Las altas temperaturas y las modificaciones en los hábitos de vida durante las vacaciones pueden favorecer la aparición de complicaciones cardiovasculares, especialmente en personas con factores de riesgo o enfermedad cardiovascular previa. Ante esta situación, la Fundación EPIC ha recordado la importancia de mantener las medidas de prevención y no interrumpir el tratamiento durante el periodo estival.
Según explican los especialistas, el calor favorece la pérdida de líquidos y electrolitos a través de la sudoración, lo que puede provocar deshidratación y alterar la función cardiovascular. Además, la vasodilatación inducida por las altas temperaturas puede ocasionar un descenso de la presión arterial, aumento de la frecuencia cardiaca y episodios de mareo o síncope en pacientes susceptibles.
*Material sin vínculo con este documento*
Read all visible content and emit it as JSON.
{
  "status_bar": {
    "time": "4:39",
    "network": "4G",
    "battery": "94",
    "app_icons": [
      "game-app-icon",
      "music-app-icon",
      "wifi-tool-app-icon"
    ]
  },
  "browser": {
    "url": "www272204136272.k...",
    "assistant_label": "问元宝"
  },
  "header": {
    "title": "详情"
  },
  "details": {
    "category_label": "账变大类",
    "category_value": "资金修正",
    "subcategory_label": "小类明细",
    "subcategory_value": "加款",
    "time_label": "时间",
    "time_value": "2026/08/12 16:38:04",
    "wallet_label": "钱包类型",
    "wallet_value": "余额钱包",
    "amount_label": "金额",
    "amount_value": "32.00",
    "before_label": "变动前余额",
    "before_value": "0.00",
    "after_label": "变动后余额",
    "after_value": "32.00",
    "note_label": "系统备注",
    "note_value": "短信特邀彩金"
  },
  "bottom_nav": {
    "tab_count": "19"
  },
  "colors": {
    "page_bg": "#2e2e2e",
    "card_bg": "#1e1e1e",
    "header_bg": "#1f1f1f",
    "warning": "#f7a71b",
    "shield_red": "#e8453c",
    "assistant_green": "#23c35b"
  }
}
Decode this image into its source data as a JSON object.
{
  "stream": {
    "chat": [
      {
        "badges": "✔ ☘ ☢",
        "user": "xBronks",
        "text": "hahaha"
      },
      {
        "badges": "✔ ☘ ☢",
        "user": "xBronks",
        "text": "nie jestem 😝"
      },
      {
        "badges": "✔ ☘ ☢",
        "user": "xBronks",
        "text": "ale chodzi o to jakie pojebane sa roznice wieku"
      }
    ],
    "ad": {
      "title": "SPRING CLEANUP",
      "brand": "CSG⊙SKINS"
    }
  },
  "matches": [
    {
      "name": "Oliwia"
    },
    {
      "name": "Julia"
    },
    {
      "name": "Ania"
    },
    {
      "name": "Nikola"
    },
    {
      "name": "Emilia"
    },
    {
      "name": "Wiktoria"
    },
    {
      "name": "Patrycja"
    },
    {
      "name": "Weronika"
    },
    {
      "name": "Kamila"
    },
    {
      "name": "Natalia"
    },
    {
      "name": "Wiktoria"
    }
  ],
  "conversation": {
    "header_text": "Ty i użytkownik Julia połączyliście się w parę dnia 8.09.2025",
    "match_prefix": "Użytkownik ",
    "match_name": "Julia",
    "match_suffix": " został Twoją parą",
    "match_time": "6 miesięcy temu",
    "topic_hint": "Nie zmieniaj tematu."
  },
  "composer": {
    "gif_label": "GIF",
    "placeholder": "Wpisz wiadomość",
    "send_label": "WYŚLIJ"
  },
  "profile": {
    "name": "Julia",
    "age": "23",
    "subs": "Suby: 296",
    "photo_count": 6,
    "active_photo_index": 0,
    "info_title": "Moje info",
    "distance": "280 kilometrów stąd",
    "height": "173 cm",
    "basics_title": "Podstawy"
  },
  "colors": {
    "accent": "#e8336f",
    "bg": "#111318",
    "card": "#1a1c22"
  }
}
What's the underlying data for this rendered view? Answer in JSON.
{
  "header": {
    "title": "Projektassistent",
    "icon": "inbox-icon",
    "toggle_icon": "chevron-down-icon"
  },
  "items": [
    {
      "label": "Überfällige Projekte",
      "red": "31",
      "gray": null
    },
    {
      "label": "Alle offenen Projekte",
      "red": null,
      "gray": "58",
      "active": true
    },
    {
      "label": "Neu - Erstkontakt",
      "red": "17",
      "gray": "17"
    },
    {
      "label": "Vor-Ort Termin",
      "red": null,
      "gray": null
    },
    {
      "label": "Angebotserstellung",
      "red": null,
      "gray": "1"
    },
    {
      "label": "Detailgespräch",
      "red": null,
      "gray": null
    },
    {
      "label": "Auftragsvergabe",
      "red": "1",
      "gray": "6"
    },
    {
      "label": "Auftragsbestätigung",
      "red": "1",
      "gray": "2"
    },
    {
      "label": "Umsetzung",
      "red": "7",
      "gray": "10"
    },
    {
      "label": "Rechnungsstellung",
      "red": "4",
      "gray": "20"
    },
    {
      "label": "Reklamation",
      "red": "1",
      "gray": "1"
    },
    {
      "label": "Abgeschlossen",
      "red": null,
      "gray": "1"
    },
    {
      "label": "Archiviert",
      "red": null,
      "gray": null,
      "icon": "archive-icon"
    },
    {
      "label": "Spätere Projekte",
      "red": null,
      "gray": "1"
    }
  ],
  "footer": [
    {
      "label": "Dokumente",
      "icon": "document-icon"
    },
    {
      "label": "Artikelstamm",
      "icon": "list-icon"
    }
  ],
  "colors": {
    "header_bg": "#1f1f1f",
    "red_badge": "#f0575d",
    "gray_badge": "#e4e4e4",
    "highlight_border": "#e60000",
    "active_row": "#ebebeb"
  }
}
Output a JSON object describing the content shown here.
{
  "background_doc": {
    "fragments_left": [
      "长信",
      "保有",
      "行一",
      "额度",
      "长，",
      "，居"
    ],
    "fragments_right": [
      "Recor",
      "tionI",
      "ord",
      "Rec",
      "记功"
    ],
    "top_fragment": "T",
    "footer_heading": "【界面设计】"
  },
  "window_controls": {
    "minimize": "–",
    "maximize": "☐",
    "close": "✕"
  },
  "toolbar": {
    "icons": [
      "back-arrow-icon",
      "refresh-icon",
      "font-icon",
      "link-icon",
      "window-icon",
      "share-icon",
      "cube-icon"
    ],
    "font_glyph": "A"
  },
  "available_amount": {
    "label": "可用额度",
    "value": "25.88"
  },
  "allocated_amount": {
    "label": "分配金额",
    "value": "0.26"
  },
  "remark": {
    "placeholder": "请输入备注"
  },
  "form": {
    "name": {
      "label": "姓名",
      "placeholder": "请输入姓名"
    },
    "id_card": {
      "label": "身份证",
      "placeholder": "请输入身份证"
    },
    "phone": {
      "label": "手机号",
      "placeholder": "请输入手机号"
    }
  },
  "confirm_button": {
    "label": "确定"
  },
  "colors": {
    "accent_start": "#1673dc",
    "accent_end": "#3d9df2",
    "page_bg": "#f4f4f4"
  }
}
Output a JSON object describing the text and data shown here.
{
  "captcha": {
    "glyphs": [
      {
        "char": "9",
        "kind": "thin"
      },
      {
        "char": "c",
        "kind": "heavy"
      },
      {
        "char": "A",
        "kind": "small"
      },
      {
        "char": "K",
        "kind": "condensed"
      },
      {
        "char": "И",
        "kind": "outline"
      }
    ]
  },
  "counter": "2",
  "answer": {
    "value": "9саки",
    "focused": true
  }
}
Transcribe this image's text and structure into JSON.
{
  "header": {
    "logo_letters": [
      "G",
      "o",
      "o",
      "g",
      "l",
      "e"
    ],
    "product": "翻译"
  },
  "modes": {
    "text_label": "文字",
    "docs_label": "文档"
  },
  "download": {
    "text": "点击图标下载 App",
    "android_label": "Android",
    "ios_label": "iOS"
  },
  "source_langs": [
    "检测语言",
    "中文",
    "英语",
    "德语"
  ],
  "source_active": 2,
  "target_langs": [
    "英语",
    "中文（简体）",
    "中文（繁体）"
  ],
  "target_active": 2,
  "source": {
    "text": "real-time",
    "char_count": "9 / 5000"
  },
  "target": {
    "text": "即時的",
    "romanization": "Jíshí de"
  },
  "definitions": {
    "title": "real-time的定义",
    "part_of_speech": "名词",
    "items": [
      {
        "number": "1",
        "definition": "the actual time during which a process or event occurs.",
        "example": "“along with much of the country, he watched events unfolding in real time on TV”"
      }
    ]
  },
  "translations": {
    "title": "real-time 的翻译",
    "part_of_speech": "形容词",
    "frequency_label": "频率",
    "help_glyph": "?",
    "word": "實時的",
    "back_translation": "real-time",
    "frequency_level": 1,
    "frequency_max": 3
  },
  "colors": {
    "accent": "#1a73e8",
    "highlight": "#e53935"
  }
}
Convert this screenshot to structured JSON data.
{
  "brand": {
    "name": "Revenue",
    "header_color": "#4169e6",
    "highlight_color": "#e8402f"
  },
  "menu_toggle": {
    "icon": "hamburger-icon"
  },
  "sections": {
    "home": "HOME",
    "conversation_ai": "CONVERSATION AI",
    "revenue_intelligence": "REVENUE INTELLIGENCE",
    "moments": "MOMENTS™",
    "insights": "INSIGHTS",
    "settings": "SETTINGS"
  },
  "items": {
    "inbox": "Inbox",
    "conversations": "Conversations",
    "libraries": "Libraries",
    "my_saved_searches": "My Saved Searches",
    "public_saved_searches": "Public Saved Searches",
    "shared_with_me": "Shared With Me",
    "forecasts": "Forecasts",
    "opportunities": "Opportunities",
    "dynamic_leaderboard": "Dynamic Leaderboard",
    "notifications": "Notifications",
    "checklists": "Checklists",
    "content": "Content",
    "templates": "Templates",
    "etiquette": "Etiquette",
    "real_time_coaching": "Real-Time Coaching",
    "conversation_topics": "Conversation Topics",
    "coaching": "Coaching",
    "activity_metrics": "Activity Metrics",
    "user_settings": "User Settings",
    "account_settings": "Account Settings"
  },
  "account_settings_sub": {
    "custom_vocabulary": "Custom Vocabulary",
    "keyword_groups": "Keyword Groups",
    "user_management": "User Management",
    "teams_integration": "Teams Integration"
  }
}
Advertencias de la Fundación EPIC
La fundación también advierte de que algunos cambios habituales durante las vacaciones pueden incrementar este riesgo. La reducción de la ingesta de agua, el aumento del consumo de alcohol y una alimentación con mayor contenido en sal y alimentos ultraprocesados pueden favorecer la aparición de arritmias, el empeoramiento del control de la presión arterial y la retención de líquidos.
En este contexto, los expertos recuerdan el denominado «holiday heart syndrome», un cuadro caracterizado por la aparición de arritmias, especialmente fibrilación auricular, asociado al consumo excesivo de alcohol en personas sin cardiopatía conocida o con enfermedad cardiovascular previa.
El sedentarismo también constituye un factor de riesgo durante el verano. Aunque algunas personas incrementan su actividad física durante las vacaciones, otras reducen el ejercicio habitual, una circunstancia que, junto con las modificaciones dietéticas y del descanso, puede favorecer situaciones protrombóticas y aumentar el riesgo de eventos cardiovasculares.
Desde el punto de vista asistencial, la Fundación EPIC recomienda prestar atención a síntomas como dolor torácico, disnea, palpitaciones, mareo, pérdida de conocimiento o cansancio no justificado. En pacientes con antecedentes cardiovasculares, la aparición de cualquiera de estos signos debe motivar una valoración médica urgente.
Recomendaciones básicas
Para reducir el riesgo cardiovascular durante el verano, los especialistas aconsejan mantener una hidratación adecuada. También se debe evitar la exposición al calor en las horas centrales del día, seguir una alimentación saludable, limitar el consumo de sal y alcohol y utilizar ropa ligera en ambientes bien ventilados.
Asimismo, recuerdan que las vacaciones no deben suponer una interrupción del tratamiento farmacológico ni del seguimiento clínico. La adherencia terapéutica continúa siendo una de las principales medidas para prevenir descompensaciones, especialmente en pacientes con insuficiencia cardiaca, cardiopatía isquémica, hipertensión arterial o arritmias. En este sentido, las aplicaciones móviles y los dispositivos de monitorización pueden contribuir a mejorar el autocuidado y facilitar el cumplimiento terapéutico durante los desplazamientos y el periodo vacacional.